C’è un momento, spesso improvviso, in cui la vita cambia direzione e costringe a fermarsi. È da questo punto di svolta che nasce Tre Ciotole, il nuovo film di Isabel Coixet tratto dall’omonimo romanzo di Michela Murgia. Un’opera che non solo omaggia la voce indimenticabile dell’autrice sarda, scomparsa nel 2023, ma la rinnova e la proietta sul grande schermo. Come comunicato dall’Ansa, la pellicola sarà presentata in anteprima mondiale al Toronto International Film Festival (TIFF) dal 4 al 14 settembre 2025, prima dell’uscita nelle sale italiane il 9 ottobre, distribuito da Vision Distribution.
Tre Ciotole è un’opera letteraria e un testamento emotivo. È un libro che racconta la crisi non come punto di rottura, ma come occasione di trasformazione. E ora, con la regia delicata e intensa di Isabel Coixet, questo messaggio trova nuova forma attraverso immagini e voci.
Ma Tre Ciotole è anche un atto d’amore verso Michela Murgia. Non solo perché prende forma da un suo romanzo, ma perché ne incarna lo spirito combattivo e vulnerabile. Murgia ha sempre difeso la possibilità di essere fragili, di raccontare il dolore senza vergogna, di vivere pienamente anche nella malattia. Il film raccoglie questa eredità con rispetto e passione e invita lo spettatore a fare altrettanto: ad ascoltarsi, a fermarsi, a cambiare.
Tre Ciotole: una storia che comincia da una fine
“Conosco già la fine della storia, ma non mi sento una perdente”. Con queste parole, pronunciate durante un’intervista ad Aldo Cazzullo per il Corriere della Sera poco prima dell’uscita del suo ultimo libro nel 2023, Michela Murgia lasciava un’impronta di lucidità e coraggio.
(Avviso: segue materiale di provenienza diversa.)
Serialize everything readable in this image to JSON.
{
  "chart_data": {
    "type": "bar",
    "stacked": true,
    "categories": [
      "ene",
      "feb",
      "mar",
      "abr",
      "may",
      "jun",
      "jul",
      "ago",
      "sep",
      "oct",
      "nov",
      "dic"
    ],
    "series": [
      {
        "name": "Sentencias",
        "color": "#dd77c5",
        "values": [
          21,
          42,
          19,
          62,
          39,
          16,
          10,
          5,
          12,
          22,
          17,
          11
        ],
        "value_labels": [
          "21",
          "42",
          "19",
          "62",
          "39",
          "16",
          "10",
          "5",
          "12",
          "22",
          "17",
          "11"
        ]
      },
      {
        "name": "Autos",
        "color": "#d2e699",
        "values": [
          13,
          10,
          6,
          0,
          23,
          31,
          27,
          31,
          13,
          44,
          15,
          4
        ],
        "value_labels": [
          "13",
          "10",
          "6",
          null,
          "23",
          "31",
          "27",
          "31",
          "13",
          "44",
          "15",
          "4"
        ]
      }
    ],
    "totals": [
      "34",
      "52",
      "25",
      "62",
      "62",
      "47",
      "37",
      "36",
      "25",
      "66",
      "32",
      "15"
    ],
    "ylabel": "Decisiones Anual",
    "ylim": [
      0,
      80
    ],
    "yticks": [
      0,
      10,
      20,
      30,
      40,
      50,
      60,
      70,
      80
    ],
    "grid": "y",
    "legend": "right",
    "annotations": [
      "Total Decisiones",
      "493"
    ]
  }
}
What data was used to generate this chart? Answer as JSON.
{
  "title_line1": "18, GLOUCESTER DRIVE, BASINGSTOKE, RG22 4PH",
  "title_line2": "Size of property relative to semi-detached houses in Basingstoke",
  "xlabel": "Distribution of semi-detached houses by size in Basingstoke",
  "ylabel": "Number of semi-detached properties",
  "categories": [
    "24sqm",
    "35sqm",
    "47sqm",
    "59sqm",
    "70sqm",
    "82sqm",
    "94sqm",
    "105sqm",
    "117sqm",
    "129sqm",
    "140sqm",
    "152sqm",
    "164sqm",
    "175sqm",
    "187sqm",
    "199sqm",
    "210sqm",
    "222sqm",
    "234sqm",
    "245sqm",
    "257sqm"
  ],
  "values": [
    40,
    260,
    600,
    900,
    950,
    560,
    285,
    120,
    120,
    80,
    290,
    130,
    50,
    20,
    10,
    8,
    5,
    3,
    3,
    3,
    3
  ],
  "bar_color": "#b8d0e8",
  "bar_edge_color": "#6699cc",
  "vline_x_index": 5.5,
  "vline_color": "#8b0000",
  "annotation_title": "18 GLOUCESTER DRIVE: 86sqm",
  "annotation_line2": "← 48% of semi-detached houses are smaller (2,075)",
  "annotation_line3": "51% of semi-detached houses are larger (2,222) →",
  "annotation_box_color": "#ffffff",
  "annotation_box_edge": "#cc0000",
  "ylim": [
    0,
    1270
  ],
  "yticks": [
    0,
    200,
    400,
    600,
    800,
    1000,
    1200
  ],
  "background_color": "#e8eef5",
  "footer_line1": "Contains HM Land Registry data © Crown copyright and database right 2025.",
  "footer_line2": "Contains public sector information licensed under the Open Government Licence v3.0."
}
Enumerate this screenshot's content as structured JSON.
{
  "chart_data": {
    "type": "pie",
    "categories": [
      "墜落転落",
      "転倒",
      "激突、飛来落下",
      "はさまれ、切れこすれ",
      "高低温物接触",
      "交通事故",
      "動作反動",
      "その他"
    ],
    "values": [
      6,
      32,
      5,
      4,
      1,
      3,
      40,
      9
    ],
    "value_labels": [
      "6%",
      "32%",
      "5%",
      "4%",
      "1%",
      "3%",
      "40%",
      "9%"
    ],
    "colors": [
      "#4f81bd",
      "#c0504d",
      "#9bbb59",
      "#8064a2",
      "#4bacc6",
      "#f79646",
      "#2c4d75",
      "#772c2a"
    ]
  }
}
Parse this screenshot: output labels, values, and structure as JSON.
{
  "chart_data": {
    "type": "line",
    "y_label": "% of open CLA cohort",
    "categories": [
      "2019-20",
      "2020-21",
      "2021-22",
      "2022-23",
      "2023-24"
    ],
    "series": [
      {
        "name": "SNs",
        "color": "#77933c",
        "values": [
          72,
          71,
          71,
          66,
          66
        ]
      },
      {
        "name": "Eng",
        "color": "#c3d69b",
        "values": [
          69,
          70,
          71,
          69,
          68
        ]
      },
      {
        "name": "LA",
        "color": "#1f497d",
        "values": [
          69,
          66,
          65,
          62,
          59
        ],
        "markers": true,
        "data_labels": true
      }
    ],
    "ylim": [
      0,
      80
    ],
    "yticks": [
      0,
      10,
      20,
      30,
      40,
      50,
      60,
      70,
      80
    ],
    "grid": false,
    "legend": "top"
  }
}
La trama del film si apre con una separazione. Marta (Alba Rohrwacher) e Antonio (Elio Germano) si dicono addio dopo una discussione apparentemente insignificante. Ma sotto la superficie si nasconde un terremoto emotivo. Lei si chiude in un silenzio profondo, lui si rifugia nel lavoro da chef di successo. Ben presto, Marta smette di mangiare: non per una scelta consapevole, ma perché qualcosa nel corpo e nell’anima si spezza. È solo l’inizio di un percorso di consapevolezza che la porterà a rimettere in discussione tutto: il gusto del cibo, il significato dell’amore, il senso stesso dell’esistenza.
Accanto ai due protagonisti, un cast ricco e sfaccettato dà vita a una narrazione corale. Francesco Carril interpreta un medico dal volto umano, che accompagna Marta nei primi passi di diagnosi. Silvia D’Amico è l’amica che non abbandona, presenza costante e silenziosa. Galatea Bellugi offre un momento di struggente empatia nei panni di una giovane paziente, mentre Sarita Choudhury veste il ruolo di una nutrizionista olistica che introduce Marta alla ritualità delle “tre ciotole”. Ognuno di loro diventa uno specchio, una guida o un ostacolo nel cammino verso la rinascita.
Il cinema come strumento di ascolto e guarigione

Il titolo del film non è casuale. Le tre ciotole sono un rito, un piccolo atto di presenza. Preparare un pasto con attenzione, usando tre semplici contenitori, diventa metafora di un ritorno alla vita, di una cura che parte dal corpo per toccare lo spirito. In un mondo che corre, fermarsi a riempire tre ciotole può essere un atto rivoluzionario. È questo uno dei lasciti più potenti del libro di Murgia e del film di Coixet: restituire valore alla lentezza, alla ritualità, alla consapevolezza.
Isabel Coixet, già nota per opere come La vita segreta delle parole, ha un talento particolare nel raccontare l’universo femminile, il dolore non urlato, le trasformazioni interiori. In Tre Ciotole ogni scena è costruita con rispetto, ogni silenzio parla. Vogue Italia riporta le parole della regista:
Tre Ciotole è il mio paesaggio interiore, racconto di una donna alle prese con due eventi simultanei: una separazione dolorosa e l’inevitabile.
Ma non è una donna che cerca compromessi; è una donna che si inchina, consapevole che sorgerà di nuovo altrove.